I just posted a query on the French site asking whether they had considered it could be a dragon's tooth anti-tank obstacle.
It may be down to distortion (or visual impairmanet on my part) but when I try to mentally fill in the bits to create a three-sided triangle the geometry looks a little irregular. Which got me thinking: if dragons teeth were being transported by sea and one was lost overboard, or jettisoned in bad weather, and it settled on the seabed sideways, corner down and buried halfway in sand and silt, then you’d end up with an irregular three sided pyramid with a pointed apex (because it’s not really a pointed apex, it’s a corner). Erm…I think that makes sense.

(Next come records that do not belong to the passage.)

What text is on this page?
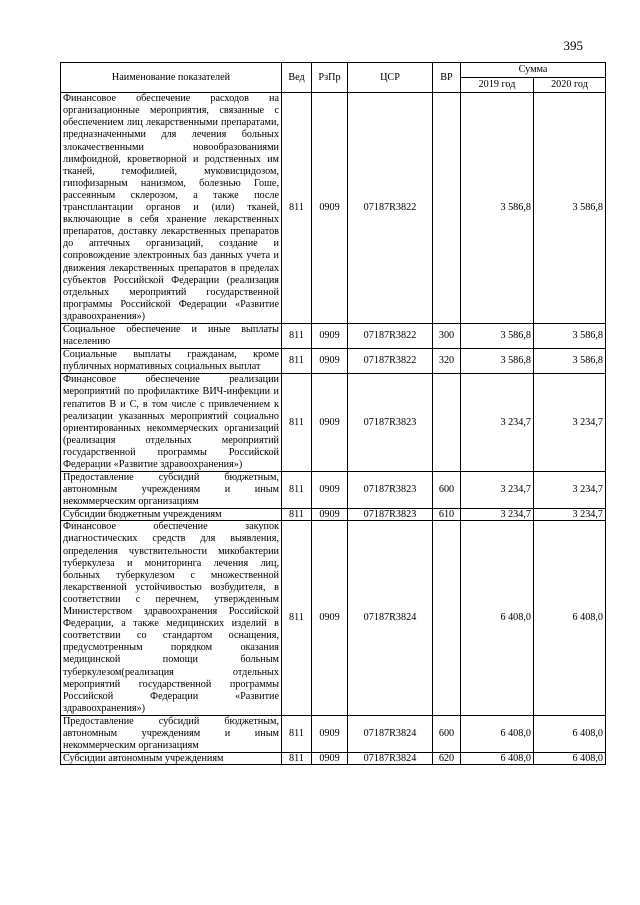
395
Наименование показателей	Вед	РзПр	ЦСР	ВР	Сумма	
					2019 год	2020 год
Финансовое обеспечение расходов на организационные мероприятия, связанные с обеспечением лиц лекарственными препаратами, предназначенными для лечения больных злокачественными новообразованиями лимфоидной, кроветворной и родственных им тканей, гемофилией, муковисцидозом, гипофизарным нанизмом, болезнью Гоше, рассеянным склерозом, а также после трансплантации органов и (или) тканей, включающие в себя хранение лекарственных препаратов, доставку лекарственных препаратов до аптечных организаций, создание и сопровождение электронных баз данных учета и движения лекарственных препаратов в пределах субъектов Российской Федерации (реализация отдельных мероприятий государственной программы Российской Федерации «Развитие здравоохранения»)	811	0909	07187R3822		3 586,8	3 586,8
Социальное обеспечение и иные выплаты населению	811	0909	07187R3822	300	3 586,8	3 586,8
Социальные выплаты гражданам, кроме публичных нормативных социальных выплат	811	0909	07187R3822	320	3 586,8	3 586,8
Финансовое обеспечение реализации мероприятий по профилактике ВИЧ-инфекции и гепатитов B и C, в том числе с привлечением к реализации указанных мероприятий социально ориентированных некоммерческих организаций (реализация отдельных мероприятий государственной программы Российской Федерации «Развитие здравоохранения»)	811	0909	07187R3823		3 234,7	3 234,7
Предоставление субсидий бюджетным, автономным учреждениям и иным некоммерческим организациям	811	0909	07187R3823	600	3 234,7	3 234,7
Субсидии бюджетным учреждениям	811	0909	07187R3823	610	3 234,7	3 234,7
Финансовое обеспечение закупок диагностических средств для выявления, определения чувствительности микобактерии туберкулеза и мониторинга лечения лиц, больных туберкулезом с множественной лекарственной устойчивостью возбудителя, в соответствии с перечнем, утвержденным Министерством здравоохранения Российской Федерации, а также медицинских изделий в соответствии со стандартом оснащения, предусмотренным порядком оказания медицинской помощи больным туберкулезом(реализация отдельных мероприятий государственной программы Российской Федерации «Развитие здравоохранения»)	811	0909	07187R3824		6 408,0	6 408,0
Предоставление субсидий бюджетным, автономным учреждениям и иным некоммерческим организациям	811	0909	07187R3824	600	6 408,0	6 408,0
Субсидии автономным учреждениям	811	0909	07187R3824	620	6 408,0	6 408,0
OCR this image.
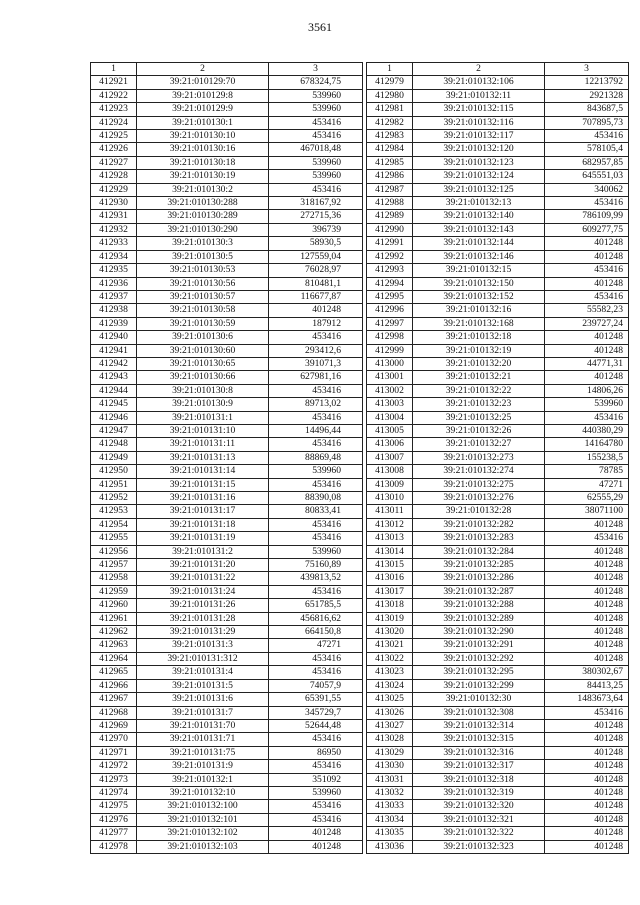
3561
1	2	3
412921	39:21:010129:70	678324,75
412922	39:21:010129:8	539960
412923	39:21:010129:9	539960
412924	39:21:010130:1	453416
412925	39:21:010130:10	453416
412926	39:21:010130:16	467018,48
412927	39:21:010130:18	539960
412928	39:21:010130:19	539960
412929	39:21:010130:2	453416
412930	39:21:010130:288	318167,92
412931	39:21:010130:289	272715,36
412932	39:21:010130:290	396739
412933	39:21:010130:3	58930,5
412934	39:21:010130:5	127559,04
412935	39:21:010130:53	76028,97
412936	39:21:010130:56	810481,1
412937	39:21:010130:57	116677,87
412938	39:21:010130:58	401248
412939	39:21:010130:59	187912
412940	39:21:010130:6	453416
412941	39:21:010130:60	293412,6
412942	39:21:010130:65	391071,3
412943	39:21:010130:66	627981,16
412944	39:21:010130:8	453416
412945	39:21:010130:9	89713,02
412946	39:21:010131:1	453416
412947	39:21:010131:10	14496,44
412948	39:21:010131:11	453416
412949	39:21:010131:13	88869,48
412950	39:21:010131:14	539960
412951	39:21:010131:15	453416
412952	39:21:010131:16	88390,08
412953	39:21:010131:17	80833,41
412954	39:21:010131:18	453416
412955	39:21:010131:19	453416
412956	39:21:010131:2	539960
412957	39:21:010131:20	75160,89
412958	39:21:010131:22	439813,52
412959	39:21:010131:24	453416
412960	39:21:010131:26	651785,5
412961	39:21:010131:28	456816,62
412962	39:21:010131:29	664150,8
412963	39:21:010131:3	47271
412964	39:21:010131:312	453416
412965	39:21:010131:4	453416
412966	39:21:010131:5	74057,9
412967	39:21:010131:6	65391,55
412968	39:21:010131:7	345729,7
412969	39:21:010131:70	52644,48
412970	39:21:010131:71	453416
412971	39:21:010131:75	86950
412972	39:21:010131:9	453416
412973	39:21:010132:1	351092
412974	39:21:010132:10	539960
412975	39:21:010132:100	453416
412976	39:21:010132:101	453416
412977	39:21:010132:102	401248
412978	39:21:010132:103	401248
1	2	3
412979	39:21:010132:106	12213792
412980	39:21:010132:11	2921328
412981	39:21:010132:115	843687,5
412982	39:21:010132:116	707895,73
412983	39:21:010132:117	453416
412984	39:21:010132:120	578105,4
412985	39:21:010132:123	682957,85
412986	39:21:010132:124	645551,03
412987	39:21:010132:125	340062
412988	39:21:010132:13	453416
412989	39:21:010132:140	786109,99
412990	39:21:010132:143	609277,75
412991	39:21:010132:144	401248
412992	39:21:010132:146	401248
412993	39:21:010132:15	453416
412994	39:21:010132:150	401248
412995	39:21:010132:152	453416
412996	39:21:010132:16	55582,23
412997	39:21:010132:168	239727,24
412998	39:21:010132:18	401248
412999	39:21:010132:19	401248
413000	39:21:010132:20	44771,31
413001	39:21:010132:21	401248
413002	39:21:010132:22	14806,26
413003	39:21:010132:23	539960
413004	39:21:010132:25	453416
413005	39:21:010132:26	440380,29
413006	39:21:010132:27	14164780
413007	39:21:010132:273	155238,5
413008	39:21:010132:274	78785
413009	39:21:010132:275	47271
413010	39:21:010132:276	62555,29
413011	39:21:010132:28	38071100
413012	39:21:010132:282	401248
413013	39:21:010132:283	453416
413014	39:21:010132:284	401248
413015	39:21:010132:285	401248
413016	39:21:010132:286	401248
413017	39:21:010132:287	401248
413018	39:21:010132:288	401248
413019	39:21:010132:289	401248
413020	39:21:010132:290	401248
413021	39:21:010132:291	401248
413022	39:21:010132:292	401248
413023	39:21:010132:295	380302,67
413024	39:21:010132:299	84413,25
413025	39:21:010132:30	1483673,64
413026	39:21:010132:308	453416
413027	39:21:010132:314	401248
413028	39:21:010132:315	401248
413029	39:21:010132:316	401248
413030	39:21:010132:317	401248
413031	39:21:010132:318	401248
413032	39:21:010132:319	401248
413033	39:21:010132:320	401248
413034	39:21:010132:321	401248
413035	39:21:010132:322	401248
413036	39:21:010132:323	401248
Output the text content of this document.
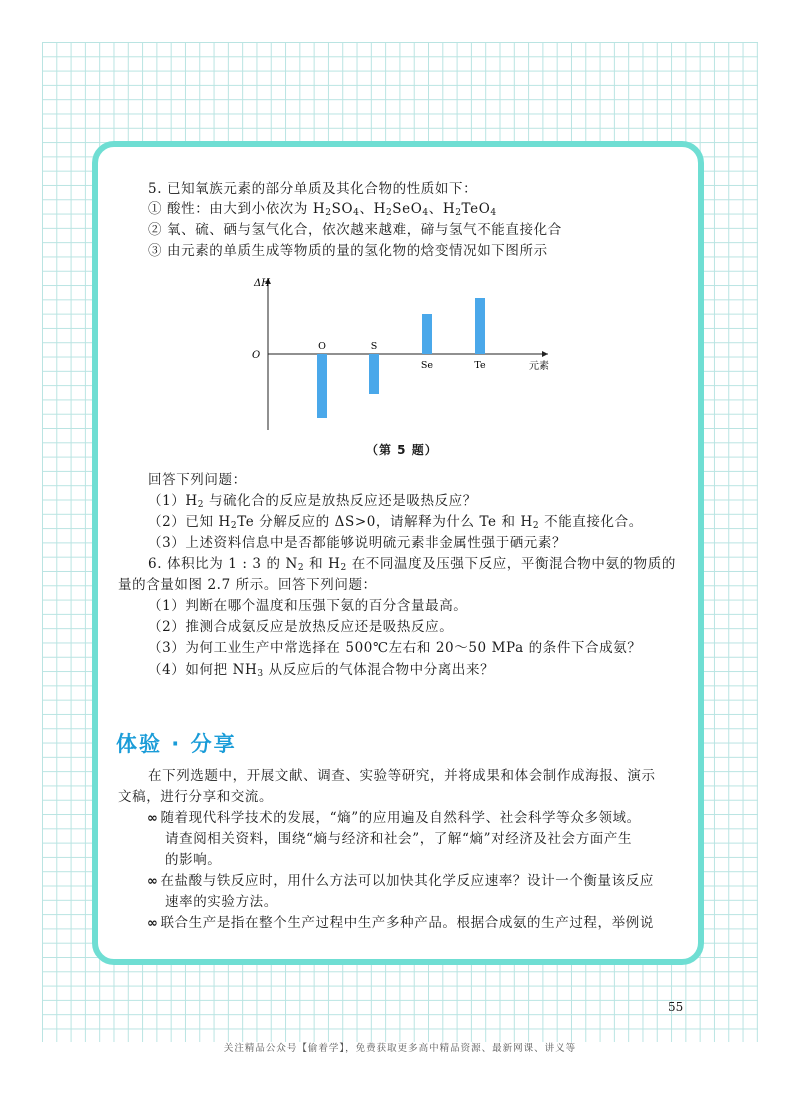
5. 已知氧族元素的部分单质及其化合物的性质如下：
① 酸性：由大到小依次为 $H_2SO_4$、$H_2SeO_4$、$H_2TeO_4$
② 氧、硫、硒与氢气化合，依次越来越难，碲与氢气不能直接化合
③ 由元素的单质生成等物质的量的氢化物的焓变情况如下图所示
ΔH
O
元素
O	S
Se	Te
（第 5 题）
回答下列问题：
$(1)H_2$ 与硫化合的反应是放热反应还是吸热反应？
（2）已知 $H_2Te$ 分解反应的 ΔS>0，请解释为什么 Te 和 $H_2$ 不能直接化合。
（3）上述资料信息中是否都能够说明硫元素非金属性强于硒元素？
6. 体积比为 1 : 3 的 $N_2$ 和 $H_2$ 在不同温度及压强下反应，平衡混合物中氨的物质的
量的含量如图 2.7 所示。回答下列问题：
（1）判断在哪个温度和压强下氨的百分含量最高。
（2）推测合成氨反应是放热反应还是吸热反应。
（3）为何工业生产中常选择在 500℃左右和 20～50 MPa 的条件下合成氨？
（4）如何把 $NH_3$ 从反应后的气体混合物中分离出来？
体验 · 分享
在下列选题中，开展文献、调查、实验等研究，并将成果和体会制作成海报、演示
文稿，进行分享和交流。
∞ 随着现代科学技术的发展，“熵”的应用遍及自然科学、社会科学等众多领域。
请查阅相关资料，围绕“熵与经济和社会”，了解“熵”对经济及社会方面产生
的影响。
∞ 在盐酸与铁反应时，用什么方法可以加快其化学反应速率？设计一个衡量该反应
速率的实验方法。
∞ 联合生产是指在整个生产过程中生产多种产品。根据合成氨的生产过程，举例说
55
关注精品公众号【偷着学】，免费获取更多高中精品资源、最新网课、讲义等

(I see Mikefule has already suggested a tipped object, but it would work for a four-sided pyramid, as well as a cube).
Although it’s not mentioned on the Wiki page I’m pretty sure that dragons teeth were also used as defence against shallow draft boats, landing craft etc. This one would clearly be too deep to be of any use, but it could explain why they may have been being seeded offshore.
And, once you are past the basic principle, there seems to be no hard and fast pattern to such a device – some are ramp shaped (much steeper on the threat side of the block than on the leeward), some cubed, and some are bullet shaped - like huge bollards; the very striking ones at
Cramond, on the Firth of Forth, are not much like the squat pyramids you see in most images (although, ironically, they look a lot more like I imagine dragons teeth to be).